Variation of Shareholder’s Right under Section 48 of Companies Act,2013

Variation of Shareholder’s Right under Section 48 of Companies Act 2013

The right to partake in a company’s performance, income, and assets come with becoming a shareholder. Many shareholders, however, are unread of their rights. This right, which is held by everyone, has an impact on the company’s management, pre-emptive rights to freshly issued shares, and general meeting voting rights. The share capital of a firm is split into numerous classes, each with its own set of rights. According to Section 48 of the Companies Act, 2013, the rights attached to one class of the company’s shares can change from the rights attached to the other class of shares with the written permission of the shareholders. Now let’s get deeper and discuss more Variation of Shareholders’ Rights in this blog.

Table of Content

What are the rights and privileges of shareholders?

Shareholders are essentially proprietors of a firm who benefit from its success. A shareholder is a person, firm, or organization that owns at least one share of a corporation’s stock. Shareholders play an essential role in determining the company’s profitability. There are two sorts of shareholders: 

  • Shareholders in the company’s stock or Equity shareholders: They are the equity owners of a corporation, as the name implies. These shareholders have voting rights in the company’s decisions. They can also use the rights outlined above, such as initiating class-action lawsuits against any matter that hurts the company.
  • Shareholders with a preference: When it comes to profit distribution, preferred shareholders take precedence over equity stockholders. They do not, however, have the right to vote in matters involving a company’s executive choices. Furthermore, even if the company’s profitability is jeopardized, preference shareholders are entitled to fix dividend rates. Though the company’s strong performance increases the value of both equity and preference shareholders. The Equity Shareholders, on the other hand, experience bigger capital gains or losses.

What is the Variation of shareholder’s rights of a company?

Section 48 of the Act states that the rights associated with a company’s class of shares can change. Although it is possible with the written permission of shareholders owning more than three-fourths of the class’s issued shares.

It can also change by a special resolution passed by the shareholders of the issued shares of that class at a separate meeting. The shareholders, on the other hand, can approve a special resolution to change the rights linked to that class of shares if:

  • if the company’s memorandum or articles of incorporation contain a provision for such change; or
  • In the absence of any such provision in the memorandum or articles, if the terms of issue of the shares of that class do not prevent such variation.

If a variation by one class of shareholders affects the interests of another class of shareholders, the permission of three-quarters of that other class of shareholders must obtain, and the rules of the section must apply.

Mandatory Requirements for variation of shareholder’s rights

Aside from the aforementioned need, the following two are the most important and required requirements for shareholder rights variation:

  • If a change by one class of shareholders affects the interests of another class of shareholders, three-quarters of shareholders must agree.
  • Unlisted public companies with more than 200 members must pass the Special Resolution by postal ballot alone. [Section 110 of the Companies Management and Administration Rules, 2014, should be read in conjunction with Rule 22 of the Companies Management and Administration Rules, 2014.]

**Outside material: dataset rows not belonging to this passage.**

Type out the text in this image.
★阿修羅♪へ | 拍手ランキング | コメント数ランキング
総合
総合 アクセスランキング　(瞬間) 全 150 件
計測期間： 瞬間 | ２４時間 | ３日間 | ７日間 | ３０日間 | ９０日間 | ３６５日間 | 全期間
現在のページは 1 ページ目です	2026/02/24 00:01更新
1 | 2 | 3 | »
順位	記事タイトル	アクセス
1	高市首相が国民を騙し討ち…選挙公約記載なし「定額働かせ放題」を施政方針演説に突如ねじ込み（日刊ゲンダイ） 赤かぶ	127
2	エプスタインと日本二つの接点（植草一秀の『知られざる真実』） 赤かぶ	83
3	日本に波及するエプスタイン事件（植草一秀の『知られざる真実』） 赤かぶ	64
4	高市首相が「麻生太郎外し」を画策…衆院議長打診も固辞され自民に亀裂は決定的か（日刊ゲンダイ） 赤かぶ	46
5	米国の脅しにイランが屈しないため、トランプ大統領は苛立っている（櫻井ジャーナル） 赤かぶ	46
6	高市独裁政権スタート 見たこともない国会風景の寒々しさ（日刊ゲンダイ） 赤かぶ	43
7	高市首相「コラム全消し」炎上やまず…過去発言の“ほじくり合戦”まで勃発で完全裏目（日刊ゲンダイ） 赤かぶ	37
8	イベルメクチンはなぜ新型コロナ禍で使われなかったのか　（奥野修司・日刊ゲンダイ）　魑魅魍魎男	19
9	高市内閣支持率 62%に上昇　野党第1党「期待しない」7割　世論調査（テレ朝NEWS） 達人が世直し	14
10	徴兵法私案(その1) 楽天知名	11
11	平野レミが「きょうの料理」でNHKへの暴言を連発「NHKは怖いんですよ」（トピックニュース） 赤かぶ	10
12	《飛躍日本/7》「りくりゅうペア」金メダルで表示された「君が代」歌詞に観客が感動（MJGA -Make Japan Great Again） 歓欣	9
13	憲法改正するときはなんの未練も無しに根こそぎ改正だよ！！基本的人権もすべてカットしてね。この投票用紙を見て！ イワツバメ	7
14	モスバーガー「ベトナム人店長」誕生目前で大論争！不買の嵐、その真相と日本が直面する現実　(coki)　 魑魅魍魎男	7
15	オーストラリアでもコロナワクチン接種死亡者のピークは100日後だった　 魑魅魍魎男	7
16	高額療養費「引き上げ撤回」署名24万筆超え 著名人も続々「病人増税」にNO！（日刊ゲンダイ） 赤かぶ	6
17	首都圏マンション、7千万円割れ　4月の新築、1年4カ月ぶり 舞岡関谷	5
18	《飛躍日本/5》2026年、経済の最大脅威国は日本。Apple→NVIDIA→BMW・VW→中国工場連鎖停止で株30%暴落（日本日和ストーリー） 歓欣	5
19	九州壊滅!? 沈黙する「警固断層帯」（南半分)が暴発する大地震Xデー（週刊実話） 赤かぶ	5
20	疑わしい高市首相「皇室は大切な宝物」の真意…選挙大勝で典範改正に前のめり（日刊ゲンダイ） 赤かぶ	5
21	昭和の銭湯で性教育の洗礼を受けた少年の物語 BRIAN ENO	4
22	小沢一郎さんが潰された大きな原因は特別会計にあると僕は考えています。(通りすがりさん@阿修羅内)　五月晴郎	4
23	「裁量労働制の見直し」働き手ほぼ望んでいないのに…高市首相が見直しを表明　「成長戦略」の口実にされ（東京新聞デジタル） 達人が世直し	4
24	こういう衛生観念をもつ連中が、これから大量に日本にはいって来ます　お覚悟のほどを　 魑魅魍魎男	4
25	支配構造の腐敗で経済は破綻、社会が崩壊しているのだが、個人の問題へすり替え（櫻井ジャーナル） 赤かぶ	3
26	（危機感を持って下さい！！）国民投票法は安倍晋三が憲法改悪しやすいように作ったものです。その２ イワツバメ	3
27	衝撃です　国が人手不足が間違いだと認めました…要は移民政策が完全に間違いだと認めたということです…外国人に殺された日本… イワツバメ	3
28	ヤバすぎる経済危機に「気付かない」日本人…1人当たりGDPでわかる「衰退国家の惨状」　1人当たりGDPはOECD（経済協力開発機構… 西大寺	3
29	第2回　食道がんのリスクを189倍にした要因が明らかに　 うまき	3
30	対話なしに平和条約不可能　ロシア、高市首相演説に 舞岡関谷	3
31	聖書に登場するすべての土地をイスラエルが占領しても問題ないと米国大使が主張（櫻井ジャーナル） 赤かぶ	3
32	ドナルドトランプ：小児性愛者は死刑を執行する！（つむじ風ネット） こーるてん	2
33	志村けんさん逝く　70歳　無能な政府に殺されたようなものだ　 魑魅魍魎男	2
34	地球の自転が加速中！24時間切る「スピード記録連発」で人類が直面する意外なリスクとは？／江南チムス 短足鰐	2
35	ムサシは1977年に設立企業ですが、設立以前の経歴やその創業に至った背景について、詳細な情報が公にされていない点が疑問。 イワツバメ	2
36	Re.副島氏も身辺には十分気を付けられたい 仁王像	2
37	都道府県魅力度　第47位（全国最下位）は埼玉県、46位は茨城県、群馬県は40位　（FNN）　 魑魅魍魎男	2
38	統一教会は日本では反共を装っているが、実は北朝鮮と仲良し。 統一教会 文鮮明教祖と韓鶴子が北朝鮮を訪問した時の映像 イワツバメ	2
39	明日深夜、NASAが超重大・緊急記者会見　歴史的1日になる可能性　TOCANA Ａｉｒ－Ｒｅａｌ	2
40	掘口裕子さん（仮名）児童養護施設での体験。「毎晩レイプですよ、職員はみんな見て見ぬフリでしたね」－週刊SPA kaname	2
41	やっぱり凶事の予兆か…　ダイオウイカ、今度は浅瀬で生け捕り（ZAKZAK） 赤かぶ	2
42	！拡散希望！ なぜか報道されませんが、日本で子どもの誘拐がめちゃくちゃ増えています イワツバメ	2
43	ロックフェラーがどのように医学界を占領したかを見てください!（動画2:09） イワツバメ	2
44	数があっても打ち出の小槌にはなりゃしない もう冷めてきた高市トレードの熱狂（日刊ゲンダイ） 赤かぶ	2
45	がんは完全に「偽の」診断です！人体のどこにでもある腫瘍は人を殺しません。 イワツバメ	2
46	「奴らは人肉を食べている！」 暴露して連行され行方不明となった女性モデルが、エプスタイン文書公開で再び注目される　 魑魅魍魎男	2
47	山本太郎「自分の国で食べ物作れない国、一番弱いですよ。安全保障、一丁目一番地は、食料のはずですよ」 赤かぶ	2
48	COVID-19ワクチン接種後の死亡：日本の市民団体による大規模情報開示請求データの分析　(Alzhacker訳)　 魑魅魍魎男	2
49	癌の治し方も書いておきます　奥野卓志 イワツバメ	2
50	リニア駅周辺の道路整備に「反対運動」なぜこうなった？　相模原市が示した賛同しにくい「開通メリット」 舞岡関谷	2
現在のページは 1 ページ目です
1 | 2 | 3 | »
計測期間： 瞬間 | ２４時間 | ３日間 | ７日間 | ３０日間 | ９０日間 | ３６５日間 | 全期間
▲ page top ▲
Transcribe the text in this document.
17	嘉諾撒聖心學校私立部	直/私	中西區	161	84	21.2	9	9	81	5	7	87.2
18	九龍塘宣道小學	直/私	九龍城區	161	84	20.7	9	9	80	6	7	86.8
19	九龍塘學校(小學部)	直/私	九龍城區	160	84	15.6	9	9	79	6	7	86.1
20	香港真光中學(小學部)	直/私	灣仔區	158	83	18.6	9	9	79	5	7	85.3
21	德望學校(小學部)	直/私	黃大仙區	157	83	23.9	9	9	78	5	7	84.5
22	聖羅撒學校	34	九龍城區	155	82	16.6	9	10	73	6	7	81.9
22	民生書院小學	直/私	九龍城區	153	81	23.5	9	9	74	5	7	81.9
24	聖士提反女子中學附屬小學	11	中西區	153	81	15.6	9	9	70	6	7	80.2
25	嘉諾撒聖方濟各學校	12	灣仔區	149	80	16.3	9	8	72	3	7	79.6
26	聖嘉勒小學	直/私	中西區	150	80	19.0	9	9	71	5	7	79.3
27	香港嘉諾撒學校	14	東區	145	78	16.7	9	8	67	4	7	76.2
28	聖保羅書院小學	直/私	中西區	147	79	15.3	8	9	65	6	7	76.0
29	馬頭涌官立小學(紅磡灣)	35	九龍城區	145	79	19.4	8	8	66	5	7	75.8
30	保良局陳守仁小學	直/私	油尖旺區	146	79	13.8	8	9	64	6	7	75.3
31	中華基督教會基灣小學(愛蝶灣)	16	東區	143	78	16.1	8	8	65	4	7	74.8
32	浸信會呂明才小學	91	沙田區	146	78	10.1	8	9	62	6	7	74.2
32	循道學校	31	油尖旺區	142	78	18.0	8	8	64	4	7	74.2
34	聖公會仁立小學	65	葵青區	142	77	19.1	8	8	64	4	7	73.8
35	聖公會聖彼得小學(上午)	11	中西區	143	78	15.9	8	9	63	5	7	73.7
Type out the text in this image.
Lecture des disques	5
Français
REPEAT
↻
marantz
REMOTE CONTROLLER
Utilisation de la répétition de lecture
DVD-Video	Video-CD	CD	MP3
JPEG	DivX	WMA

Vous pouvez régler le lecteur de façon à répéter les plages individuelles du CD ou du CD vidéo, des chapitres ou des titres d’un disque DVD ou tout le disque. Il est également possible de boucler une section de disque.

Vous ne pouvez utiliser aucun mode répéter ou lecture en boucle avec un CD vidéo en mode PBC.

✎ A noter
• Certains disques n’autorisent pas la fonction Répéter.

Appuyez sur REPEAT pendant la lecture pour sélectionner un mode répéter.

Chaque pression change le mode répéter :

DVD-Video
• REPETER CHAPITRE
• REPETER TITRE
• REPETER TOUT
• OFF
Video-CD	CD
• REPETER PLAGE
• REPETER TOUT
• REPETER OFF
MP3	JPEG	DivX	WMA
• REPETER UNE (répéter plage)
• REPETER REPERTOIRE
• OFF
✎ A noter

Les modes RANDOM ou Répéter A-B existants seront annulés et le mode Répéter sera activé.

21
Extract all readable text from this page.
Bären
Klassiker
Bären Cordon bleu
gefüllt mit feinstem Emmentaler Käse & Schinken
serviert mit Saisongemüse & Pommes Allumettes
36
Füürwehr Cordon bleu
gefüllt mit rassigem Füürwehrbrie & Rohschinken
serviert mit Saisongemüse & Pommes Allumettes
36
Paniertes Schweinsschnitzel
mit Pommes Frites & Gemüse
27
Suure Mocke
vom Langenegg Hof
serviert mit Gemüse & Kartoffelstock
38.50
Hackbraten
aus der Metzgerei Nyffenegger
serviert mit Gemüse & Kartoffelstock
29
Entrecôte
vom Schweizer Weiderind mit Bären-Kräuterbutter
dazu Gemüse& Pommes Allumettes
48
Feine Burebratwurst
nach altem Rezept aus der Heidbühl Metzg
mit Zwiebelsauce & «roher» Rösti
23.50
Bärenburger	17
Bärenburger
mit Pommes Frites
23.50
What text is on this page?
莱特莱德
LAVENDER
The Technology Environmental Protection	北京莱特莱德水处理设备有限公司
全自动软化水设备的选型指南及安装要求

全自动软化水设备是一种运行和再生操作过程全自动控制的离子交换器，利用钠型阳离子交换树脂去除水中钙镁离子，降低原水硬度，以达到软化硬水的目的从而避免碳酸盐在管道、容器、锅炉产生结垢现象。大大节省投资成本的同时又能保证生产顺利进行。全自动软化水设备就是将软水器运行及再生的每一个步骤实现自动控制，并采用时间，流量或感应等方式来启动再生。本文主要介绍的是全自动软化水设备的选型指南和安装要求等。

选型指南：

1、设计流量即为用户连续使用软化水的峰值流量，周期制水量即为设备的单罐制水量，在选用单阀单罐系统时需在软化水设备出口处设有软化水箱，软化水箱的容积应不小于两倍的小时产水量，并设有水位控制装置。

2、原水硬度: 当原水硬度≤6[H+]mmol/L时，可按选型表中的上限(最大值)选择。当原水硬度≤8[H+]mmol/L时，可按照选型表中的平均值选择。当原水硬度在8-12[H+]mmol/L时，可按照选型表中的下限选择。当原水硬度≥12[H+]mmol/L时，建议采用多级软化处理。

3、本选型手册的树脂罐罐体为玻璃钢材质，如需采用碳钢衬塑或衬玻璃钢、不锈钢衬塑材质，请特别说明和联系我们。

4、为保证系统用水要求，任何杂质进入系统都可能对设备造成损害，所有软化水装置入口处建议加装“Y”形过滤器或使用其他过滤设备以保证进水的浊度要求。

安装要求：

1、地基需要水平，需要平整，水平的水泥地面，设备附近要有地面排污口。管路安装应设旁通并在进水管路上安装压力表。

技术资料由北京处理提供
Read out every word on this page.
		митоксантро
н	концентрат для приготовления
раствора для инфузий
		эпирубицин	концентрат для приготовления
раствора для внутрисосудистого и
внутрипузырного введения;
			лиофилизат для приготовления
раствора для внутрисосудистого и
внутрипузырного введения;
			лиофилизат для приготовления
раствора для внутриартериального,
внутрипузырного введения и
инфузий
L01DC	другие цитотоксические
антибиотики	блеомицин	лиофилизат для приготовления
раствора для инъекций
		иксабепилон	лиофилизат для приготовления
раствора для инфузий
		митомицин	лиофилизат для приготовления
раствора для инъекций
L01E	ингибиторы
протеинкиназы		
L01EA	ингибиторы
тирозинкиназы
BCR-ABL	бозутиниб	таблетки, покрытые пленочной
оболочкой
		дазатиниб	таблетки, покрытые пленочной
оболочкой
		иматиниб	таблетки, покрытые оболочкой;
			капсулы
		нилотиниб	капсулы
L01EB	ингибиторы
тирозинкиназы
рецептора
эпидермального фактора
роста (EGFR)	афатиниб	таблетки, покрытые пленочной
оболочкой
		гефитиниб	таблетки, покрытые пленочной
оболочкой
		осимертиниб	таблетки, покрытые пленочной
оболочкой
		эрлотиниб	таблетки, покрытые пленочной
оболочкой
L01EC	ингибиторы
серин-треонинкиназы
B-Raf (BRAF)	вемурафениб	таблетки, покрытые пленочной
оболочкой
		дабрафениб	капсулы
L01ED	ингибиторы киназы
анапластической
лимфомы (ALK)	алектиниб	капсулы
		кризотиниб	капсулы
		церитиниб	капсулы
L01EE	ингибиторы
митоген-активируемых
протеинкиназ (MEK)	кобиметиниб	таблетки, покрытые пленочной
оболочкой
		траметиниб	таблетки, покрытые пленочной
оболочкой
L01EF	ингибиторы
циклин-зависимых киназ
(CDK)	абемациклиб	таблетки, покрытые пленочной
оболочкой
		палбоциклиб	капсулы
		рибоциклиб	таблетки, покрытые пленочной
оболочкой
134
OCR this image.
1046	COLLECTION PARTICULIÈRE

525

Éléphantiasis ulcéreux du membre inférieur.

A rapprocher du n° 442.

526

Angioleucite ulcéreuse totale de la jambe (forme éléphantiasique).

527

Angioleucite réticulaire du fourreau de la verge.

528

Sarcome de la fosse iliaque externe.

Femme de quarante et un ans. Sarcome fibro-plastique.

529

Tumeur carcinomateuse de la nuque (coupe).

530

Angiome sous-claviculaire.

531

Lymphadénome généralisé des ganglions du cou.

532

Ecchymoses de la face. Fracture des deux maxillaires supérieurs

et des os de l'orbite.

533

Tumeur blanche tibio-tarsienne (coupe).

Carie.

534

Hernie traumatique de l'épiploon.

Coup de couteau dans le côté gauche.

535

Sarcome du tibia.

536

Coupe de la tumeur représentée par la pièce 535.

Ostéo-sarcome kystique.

Procedure for variations of shareholder’s rights

  • In the MOA or AOA, see if there is a provision for changing the rights associated to a class of shares.
  • If, there is no provision in the memorandum for rights variation, the issue terms of the shares in that class do not restrict it.
  • If the memorandum, or terms of issue do not allow for variation of shareholders’ rights, change the MOA or AOA to allow for variation of the rights linked to that class of shares.
  • Obtain the consent of more than three-quarters of the issued shares of that class’s shareholders. Also, approve a special resolution at a separate meeting of the issued shares for a change in shareholders’ rights.
  • Organize a general meeting and approve a special resolution to change the shareholders’ rights.
  • Within 30 days of the special resolution pass at the general meeting, file MGT-14 with the Registrar of Companies.

Cancellation of Variation in shareholders right

If 10% or more of the issued shares do not vote in favour of the special resolution, the shareholders can petition the National Company Law Tribunal (NCLT). It is so in order to have the variation cancelled. When the shareholders submit an application with the NCLT to cancel the variation, the change will not take effect. However, until the NCLT verifies that the shareholders’ rights have changed.

However, within 21 days of the consent being provided or a special resolution being approved for the variation of such rights, the shareholders must petition the NCLT for cancellation of the variation. The shareholders are now bound by the NCLT’s ruling. The corporation must file the NCLT order copy with the Registrar of Companies within 30 days of the order date.

Conclusion

Shareholders have numerous rights in a corporation. Although, the rights of the shareholders in a company might vary depending on the class of shares. The rights linked with one or more classes of Share must change. As a result, it necessitates the procedures, which should follow in accordance with the Company’s MOA or AOA, or the terms of the issue of shares of that specific class.